Revue de presse
“Toujours au rayon des bons souvenirs du rock, on épinglera cette biographie de Creedence Clearwater Revival aux éditions ” Le Mot et le Reste ”. Et John Fogerty, fondateur du groupe, se souvient des années 60 et de la musique à cette époque : ” Musicalement, je faisais des choses différentes, notamment de la country, mais j’étais présent au Fillmore ou à Haight Ashbury – hauts lieux de la culture hippie – car j’ai grandi dans la baie de San Francisco. Politiquement, j’étais proche des hippies, même si socialement je ne l’étais pas pour moi, un hippie est quelqu’un de défoncé qui ne travaille pas. Mais si on parle de rendre le monde meilleur, de protéger les pauvres en payant plus d’impôts pas pour fabriquer des bombes , je suis là. Pour finir, je ne suis pas devenu un yuppie, à l’inverse de bien des hippies. Ces types avec des attachés-cases qui admiraient Ronald Reagan et faisaient de la cupidité une valeur. Moi, je suis resté aussi idéaliste que je l’étais dans les années 1960.”
Bien que né en 1984, Steven Jezo-Vannier est un spécialiste de la contre-culture hippie et du Rock west coast des seventies. Il consacre son huitième ouvrage aux éditions LMELR à Creedence Clearwater Revival, quatuor puis trio responsable de la bande-son de toute une époque, y compris en France. Plutôt qu’un trip sous LSD, CCR propose à l’époque du Summer Of Love un voyage dans les marécages de la Louisiane: le swamp Rock d’un Sud fantasmé que le leader John Fogerty ne visitera qu’en 1990. Si la success-story de 1967–72 est connue du plus grand nombre – 7 albums placés dans le top 100 US, dont 3 chefs-d’oeuvre rien qu’en 1969 – le début de la fin l’est beaucoup moins. Suite aux revendications des sans-grades Stu Cook (basse) + Doug Clifford (batterie), John ne compose qu’un tiers de l’ultime LP ‘Mardi Gras’ qui contient par conséquent…deux tiers de déchet. L’échec de la démocratie égalitaire conduit au split. L’auteur, exhaustif, embraye sur les différentes carrières solo à l’intérêt artistique souvent nul, et les procédures judiciaires fratricides. Le grand gagnant de l’histoire est Saul Zaentz, patron du label Fantasy qui a capitalisé sur le nom du groupe avant de devenir un important producteur de cinéma multi-oscarisé.
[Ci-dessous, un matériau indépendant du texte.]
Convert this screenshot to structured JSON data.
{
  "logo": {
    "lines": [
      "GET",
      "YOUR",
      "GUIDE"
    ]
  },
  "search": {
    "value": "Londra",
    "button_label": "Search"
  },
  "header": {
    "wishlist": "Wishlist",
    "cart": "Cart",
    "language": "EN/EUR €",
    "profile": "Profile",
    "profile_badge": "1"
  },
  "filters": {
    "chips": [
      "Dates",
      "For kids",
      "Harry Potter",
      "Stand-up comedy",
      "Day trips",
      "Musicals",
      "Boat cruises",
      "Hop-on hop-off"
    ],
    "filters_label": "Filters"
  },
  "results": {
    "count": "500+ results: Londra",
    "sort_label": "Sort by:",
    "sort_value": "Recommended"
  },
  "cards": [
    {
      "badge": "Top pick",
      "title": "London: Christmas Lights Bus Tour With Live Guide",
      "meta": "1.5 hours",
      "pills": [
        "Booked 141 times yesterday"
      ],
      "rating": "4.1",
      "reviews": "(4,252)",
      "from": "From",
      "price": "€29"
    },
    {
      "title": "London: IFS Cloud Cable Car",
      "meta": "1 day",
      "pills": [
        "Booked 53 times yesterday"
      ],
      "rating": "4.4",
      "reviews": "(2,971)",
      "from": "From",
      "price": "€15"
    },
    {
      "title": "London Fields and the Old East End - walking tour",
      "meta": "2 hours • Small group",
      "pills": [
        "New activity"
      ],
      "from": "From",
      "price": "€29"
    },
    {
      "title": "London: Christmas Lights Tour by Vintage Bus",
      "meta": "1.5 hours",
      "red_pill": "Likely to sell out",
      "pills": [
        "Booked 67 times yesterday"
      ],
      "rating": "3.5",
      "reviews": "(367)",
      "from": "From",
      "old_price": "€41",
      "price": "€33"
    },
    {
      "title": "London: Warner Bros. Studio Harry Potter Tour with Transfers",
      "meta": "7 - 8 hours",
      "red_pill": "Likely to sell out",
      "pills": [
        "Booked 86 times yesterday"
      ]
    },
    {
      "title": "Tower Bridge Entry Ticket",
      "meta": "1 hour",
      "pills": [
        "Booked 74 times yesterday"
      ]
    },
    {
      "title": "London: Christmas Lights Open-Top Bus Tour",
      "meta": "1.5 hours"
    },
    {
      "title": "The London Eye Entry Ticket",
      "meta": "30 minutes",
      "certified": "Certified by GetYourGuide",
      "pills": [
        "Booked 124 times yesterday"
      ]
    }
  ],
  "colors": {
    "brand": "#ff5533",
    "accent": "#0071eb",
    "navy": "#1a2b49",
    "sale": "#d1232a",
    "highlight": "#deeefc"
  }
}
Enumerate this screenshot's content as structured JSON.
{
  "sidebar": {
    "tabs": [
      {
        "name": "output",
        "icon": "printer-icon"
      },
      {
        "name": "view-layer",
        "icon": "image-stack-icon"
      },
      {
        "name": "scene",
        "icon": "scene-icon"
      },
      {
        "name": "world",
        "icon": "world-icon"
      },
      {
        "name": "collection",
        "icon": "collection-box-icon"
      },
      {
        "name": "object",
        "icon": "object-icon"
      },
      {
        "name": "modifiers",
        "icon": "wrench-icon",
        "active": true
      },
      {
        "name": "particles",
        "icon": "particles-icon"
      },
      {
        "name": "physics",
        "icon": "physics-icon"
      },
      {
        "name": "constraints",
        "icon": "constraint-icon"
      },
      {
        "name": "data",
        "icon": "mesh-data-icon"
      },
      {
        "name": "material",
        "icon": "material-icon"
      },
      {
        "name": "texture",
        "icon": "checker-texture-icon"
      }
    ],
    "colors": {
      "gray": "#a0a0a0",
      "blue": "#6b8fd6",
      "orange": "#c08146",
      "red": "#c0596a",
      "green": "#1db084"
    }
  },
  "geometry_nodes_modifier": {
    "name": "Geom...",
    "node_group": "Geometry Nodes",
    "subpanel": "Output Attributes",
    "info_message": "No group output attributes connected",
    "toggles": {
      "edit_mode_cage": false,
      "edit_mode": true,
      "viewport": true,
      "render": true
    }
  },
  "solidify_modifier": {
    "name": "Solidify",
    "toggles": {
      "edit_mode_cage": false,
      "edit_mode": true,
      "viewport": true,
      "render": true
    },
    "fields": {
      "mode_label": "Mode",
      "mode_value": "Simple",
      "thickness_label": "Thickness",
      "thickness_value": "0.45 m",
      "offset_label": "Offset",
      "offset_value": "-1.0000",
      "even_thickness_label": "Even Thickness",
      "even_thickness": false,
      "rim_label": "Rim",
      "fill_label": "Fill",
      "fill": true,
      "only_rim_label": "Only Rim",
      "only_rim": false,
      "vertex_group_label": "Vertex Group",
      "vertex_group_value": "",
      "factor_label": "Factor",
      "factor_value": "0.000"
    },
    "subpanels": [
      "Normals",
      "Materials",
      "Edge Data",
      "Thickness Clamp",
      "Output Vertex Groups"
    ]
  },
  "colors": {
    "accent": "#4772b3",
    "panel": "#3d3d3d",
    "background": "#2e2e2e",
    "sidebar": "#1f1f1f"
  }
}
Retrouvez cette chronique sur le site paris-move.com
De 1967 à 1972, ils ont su imposer leur Swamp Rock à des multitudes peu préparées à ce qui allait arriver, tout imprégnés du son des Grateful Dead, Jefferson Airplane et autre Quick Silver Messenger Service qu’ils étaient alors, et ont obtenu, grâce à cela, un succès planétaire, le San Francisco Sound régnant alors en maître de cérémonie sur Terre. Les quatre bons copains, John Fogerty, Tom Fogerty, Doug Clifford, Stu Cook, sont en effet un peu arrivés à la manière de l’éléphant dans le magasin de porcelaine, bousculant un certain nombre d’habitudes acquises. Le groupe californien a, en 7 albums, bouleversé la donne musicale et parfaitement intégré dans son répertoire, à la fois un certain nombre d’éléments de contestation sociale et d’éléments de la culture américaine traditionnelle, suggérant par exemple un ancrage sudiste dans leur chanson, Born In The Bayou, alors qu’ ils n’avaient jamais mis leurs santiags dans la région… En guise de deuxième exemple, je rappellerai qu’en plein dans le conflit vietnamien, ils n’ont pas hésité à écrire un Fortunate Son, qui dénonçait le fait établi que c’était le plus souvent les enfants issus des classes laborieuses sans relation qui partaient en Asie, plutôt que ceux favorisés inscrits en université.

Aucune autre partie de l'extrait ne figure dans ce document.